Apparently the axiom ‘so goes the heavyweight division, so goes boxing’ holds uncomfortably true to many fans who have all but deserted boxing. Without a dominant, menacing Tyson-like figure guiding the ship fans such as those at Coop’s would rather watch the UFC.

In a recent conversation with Hooman Majd in Interview Magazine filmmaker James Toback reiterated that very point. Toback directed the documentary film Tyson that has garnered excellent reviews and debuted at the 2008 Cannes Film Festival.

“You know,” Majd says, “since Tyson – or maybe since Lennox Lewis – can anyone even name the heavyweight champion of the world? Unless you’re a real boxing fan?”

Toback is brutally frank in his assessment. “No, boxing died with Tyson.”

That is a heavy indictment of the sport and an obvious falsehood made by a man more intrigued by Mike Tyson’s story than boxing in general. Although Tyson represented a figure of iconic proportions the fact is that boxing history dictates that the most exciting divisions are usually from featherweight to middleweight. But Toback’s point, as well as those of the UFC fans I spoke with, holds an uneasy truth. Without an intriguing big man boxing suffers, and the sport has been without a notable defining presence at heavyweight for years.

As I left Coop’s my friend Cazie asked what I thought of the whole experience. Although I told him I still don’t completely enjoy the sport I have a newfound respect for it and for Dana White’s expertise in presenting events that are stacked with undercard bouts designed to pump the crowd up into a frenzy before the main event. Compare that to boxing undercards, which are usually abysmal (the recent Joe Calzaghe – Roy Jones undercard was one of the worst in memory), and the UFC is at least ahead of the curve in that respect.

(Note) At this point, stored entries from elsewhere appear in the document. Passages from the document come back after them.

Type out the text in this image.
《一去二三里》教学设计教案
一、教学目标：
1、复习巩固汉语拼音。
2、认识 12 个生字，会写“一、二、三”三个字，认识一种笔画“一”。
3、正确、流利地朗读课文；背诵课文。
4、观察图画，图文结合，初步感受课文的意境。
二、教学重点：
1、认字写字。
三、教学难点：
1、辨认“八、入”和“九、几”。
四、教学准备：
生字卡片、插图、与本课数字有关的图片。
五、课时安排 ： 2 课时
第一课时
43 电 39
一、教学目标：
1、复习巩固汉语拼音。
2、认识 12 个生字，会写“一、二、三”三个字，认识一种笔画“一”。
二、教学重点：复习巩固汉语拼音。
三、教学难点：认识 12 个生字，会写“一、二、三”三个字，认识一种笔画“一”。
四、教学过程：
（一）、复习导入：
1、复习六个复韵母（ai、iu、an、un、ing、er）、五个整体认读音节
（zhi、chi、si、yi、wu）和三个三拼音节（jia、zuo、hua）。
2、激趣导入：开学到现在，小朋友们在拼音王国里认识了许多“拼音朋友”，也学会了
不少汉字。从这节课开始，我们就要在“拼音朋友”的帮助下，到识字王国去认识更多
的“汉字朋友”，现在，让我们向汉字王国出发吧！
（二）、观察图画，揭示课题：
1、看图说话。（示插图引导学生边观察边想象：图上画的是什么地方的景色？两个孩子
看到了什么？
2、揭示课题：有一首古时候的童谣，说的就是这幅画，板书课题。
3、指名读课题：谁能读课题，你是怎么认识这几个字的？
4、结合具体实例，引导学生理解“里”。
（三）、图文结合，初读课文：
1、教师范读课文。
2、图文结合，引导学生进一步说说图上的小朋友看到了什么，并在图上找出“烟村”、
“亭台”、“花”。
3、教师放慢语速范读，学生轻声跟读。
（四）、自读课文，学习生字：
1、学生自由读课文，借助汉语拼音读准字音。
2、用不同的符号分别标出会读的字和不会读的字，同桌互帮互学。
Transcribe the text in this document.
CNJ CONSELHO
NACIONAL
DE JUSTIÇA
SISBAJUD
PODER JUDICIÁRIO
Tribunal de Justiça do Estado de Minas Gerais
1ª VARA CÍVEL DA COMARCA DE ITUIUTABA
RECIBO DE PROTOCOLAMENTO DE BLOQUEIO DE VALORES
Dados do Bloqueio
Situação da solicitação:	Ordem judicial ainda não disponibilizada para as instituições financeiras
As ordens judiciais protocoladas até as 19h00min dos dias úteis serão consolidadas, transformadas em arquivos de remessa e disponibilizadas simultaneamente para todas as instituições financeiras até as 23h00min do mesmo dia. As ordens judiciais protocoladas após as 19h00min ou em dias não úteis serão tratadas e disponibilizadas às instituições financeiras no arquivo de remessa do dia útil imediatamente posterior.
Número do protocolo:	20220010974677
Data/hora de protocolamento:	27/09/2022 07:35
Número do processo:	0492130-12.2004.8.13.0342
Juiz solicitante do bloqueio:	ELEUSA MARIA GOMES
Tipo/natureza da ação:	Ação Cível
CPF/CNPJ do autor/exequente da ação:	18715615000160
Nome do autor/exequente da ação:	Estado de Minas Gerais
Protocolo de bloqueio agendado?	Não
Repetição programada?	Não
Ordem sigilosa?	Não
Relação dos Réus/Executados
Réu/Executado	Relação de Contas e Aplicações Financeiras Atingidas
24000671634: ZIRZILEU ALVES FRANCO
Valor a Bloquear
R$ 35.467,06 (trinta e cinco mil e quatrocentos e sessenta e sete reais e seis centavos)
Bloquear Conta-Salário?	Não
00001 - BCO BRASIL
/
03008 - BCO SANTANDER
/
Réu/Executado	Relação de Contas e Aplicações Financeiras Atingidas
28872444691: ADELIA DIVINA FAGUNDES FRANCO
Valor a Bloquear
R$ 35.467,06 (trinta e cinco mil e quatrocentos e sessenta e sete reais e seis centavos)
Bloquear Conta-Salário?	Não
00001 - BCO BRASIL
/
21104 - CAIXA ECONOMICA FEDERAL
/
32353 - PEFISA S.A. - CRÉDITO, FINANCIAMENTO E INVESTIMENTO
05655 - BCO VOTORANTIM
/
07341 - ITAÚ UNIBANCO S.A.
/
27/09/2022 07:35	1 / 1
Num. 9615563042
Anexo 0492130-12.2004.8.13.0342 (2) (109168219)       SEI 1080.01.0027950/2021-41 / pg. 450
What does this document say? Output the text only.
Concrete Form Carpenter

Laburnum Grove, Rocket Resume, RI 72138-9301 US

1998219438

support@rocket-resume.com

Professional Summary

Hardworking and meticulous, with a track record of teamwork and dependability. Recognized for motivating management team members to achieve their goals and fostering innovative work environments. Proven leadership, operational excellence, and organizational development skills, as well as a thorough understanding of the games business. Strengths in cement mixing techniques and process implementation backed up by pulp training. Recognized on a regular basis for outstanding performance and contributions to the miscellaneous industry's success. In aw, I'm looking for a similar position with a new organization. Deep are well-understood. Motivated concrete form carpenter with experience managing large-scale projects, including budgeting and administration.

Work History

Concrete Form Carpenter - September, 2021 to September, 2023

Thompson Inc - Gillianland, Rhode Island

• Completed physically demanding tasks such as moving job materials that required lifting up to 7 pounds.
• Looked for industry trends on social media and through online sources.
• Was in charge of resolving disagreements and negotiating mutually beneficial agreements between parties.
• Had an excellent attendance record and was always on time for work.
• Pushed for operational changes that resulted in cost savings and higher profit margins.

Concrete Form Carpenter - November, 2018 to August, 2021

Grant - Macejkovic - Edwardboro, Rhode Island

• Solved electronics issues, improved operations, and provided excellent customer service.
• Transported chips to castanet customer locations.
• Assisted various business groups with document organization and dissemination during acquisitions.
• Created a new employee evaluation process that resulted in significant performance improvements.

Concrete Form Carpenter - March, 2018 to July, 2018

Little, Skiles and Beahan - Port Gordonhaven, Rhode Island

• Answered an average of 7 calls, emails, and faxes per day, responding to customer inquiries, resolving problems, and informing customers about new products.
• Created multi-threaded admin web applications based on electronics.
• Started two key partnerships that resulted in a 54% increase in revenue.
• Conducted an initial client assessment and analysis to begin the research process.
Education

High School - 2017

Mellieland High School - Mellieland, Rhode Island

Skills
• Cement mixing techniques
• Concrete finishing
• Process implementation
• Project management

As we were heading home Cazie was waxing philosophical about deposed champion Couture who lost his belt by second round stoppage to the hulking Lesnar. I didn’t mention the Jermain Taylor – Jeff Lacy bout that I was taping on HBO. I don’t think he even would have been interested; a notion that made me rather sad after experiencing the energy of the crowd at the bar.

The excitement I witnessed for this recent UFC show was not an anomaly. It was a microcosm of the ongoing popularity of the UFC and the indifference many contact sports fans have for boxing. But true boxing fans are as passionate about their sport as any UFC fan or fans of any other sport for that matter. Still, despite dozens of great fights that have taken place in the past two years even those true fans are waiting anxiously for some clarity in the heavyweight division. Hopefully that will come sooner rather than later and boxing will regain a proper foothold in the mainstream. Perhaps even Coop’s will show boxing on Saturday nights.